Foreign investors will enjoy more freedom from bureaucracy when buying into strategic natural resource companies under legislation that the government is considering, Prime Minister Vladimir Putin said Friday.
A proposal by the Federal Anti-Monopoly Service, he said, would allow international investors to buy up to 25 percent of oil, gas and metals producers that own major deposits without having to get permission from the Russian government.
Currently, the threshold is 10 percent.
"Worldwide competition for investment has grown considerably," Putin said in announcing the planned change.
The proposal is part of the second package of amendments to the law on foreign investment in strategic industries that requires major deals to receive approval from a special government commission chaired by the prime minister.
Putin, speaking Friday at a session of the commission, didn't say when the Cabinet would review the package, which has to happen before it is sent to the State Duma for approval.
Strategic deposits are defined per type of resource and include oil of 70 million metric tons or more, 50 billion cubic meters of gas or 50 metric tons of gold. Other metals, such as uranium, are on the list regardless of the size of the deposit. Gazprom, Rosneft, LUKoil, Novatek and Norilsk Nickel are some of the companies covered by the law.
Should the amendment become part of the law, France's Total would not have to ask permission to buy a 20 percent stake in the Novatek-controlled company that wants to develop a huge field in Yamal to produce liquefied natural gas.
That said, foreign investors tend to seek Putin's approval anyway in major resource deals. Total and Novatek received his blessing when they agreed on their Yamal LNG partnership earlier this month.

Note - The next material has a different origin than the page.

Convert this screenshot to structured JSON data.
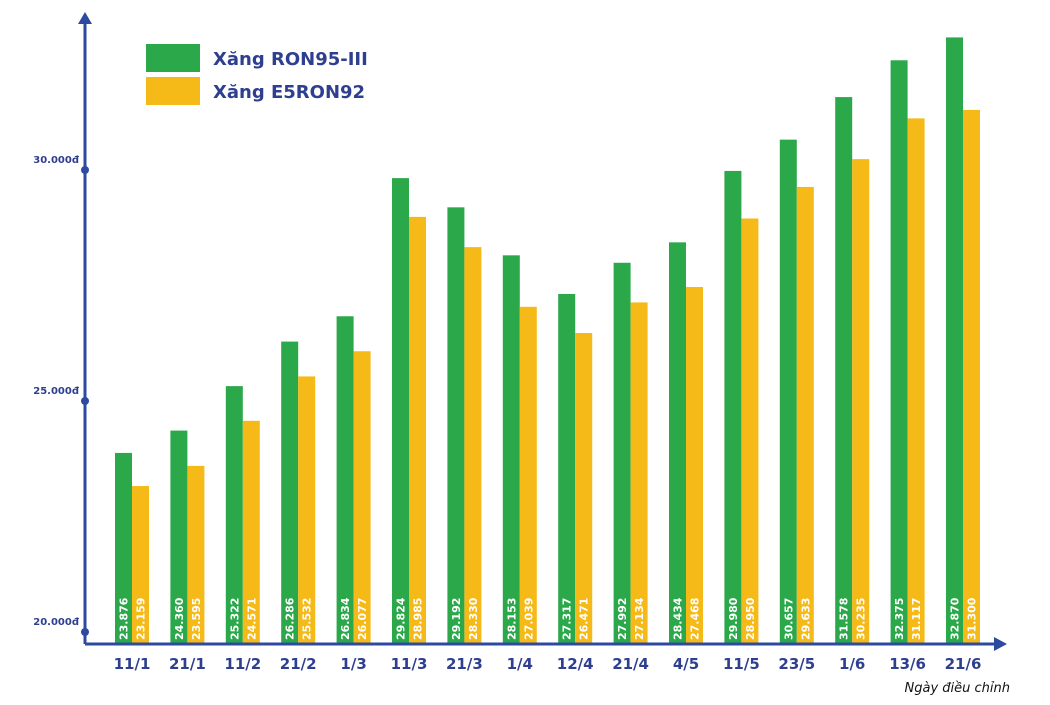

The State Duma has already given initial approval recently to the first package of amendments to the foreign investment law, which would remove the need for foreign companies to gain government permission to take any size stake of a private bank or participate in additional share issues of any company as long as such a purchase doesn't change the foreign investor's overall share.
Putin said foreigners directly invested $40 billion in Russia last year, referring to PepsiCo and Sanofi-Aventis as examples. He said the figure represented a modest growth over the previous year.
This figure is at odds with a statement by Finance Minister Alexei Kudrin last month that said foreign direct investment, or FDI, fell 50 percent last year from the year before, to $14 billion at best. The State Statistics Service said last month that FDI slid 13 percent to $14 billion last year.
Gross domestic product rose 4 percent last year, making the country an attractive target for capital, Putin said. The government's goal is for foreign investment to grow to the pre-crisis level of at least $60 billion in the "near future," he said.
The commission on foreign investment approved an acquisition by French engineering giant Alstom of 25 percent plus one share in railcar maker Transmashholding from its owners, including Andrei Bokarev and Iskander Makhmudov. The purchase will make possible future investment into the upgrade of the Tver Railcar and Bryansk Machine Building plants.
Russian Railways will keep its blocking interest in Transmashholding.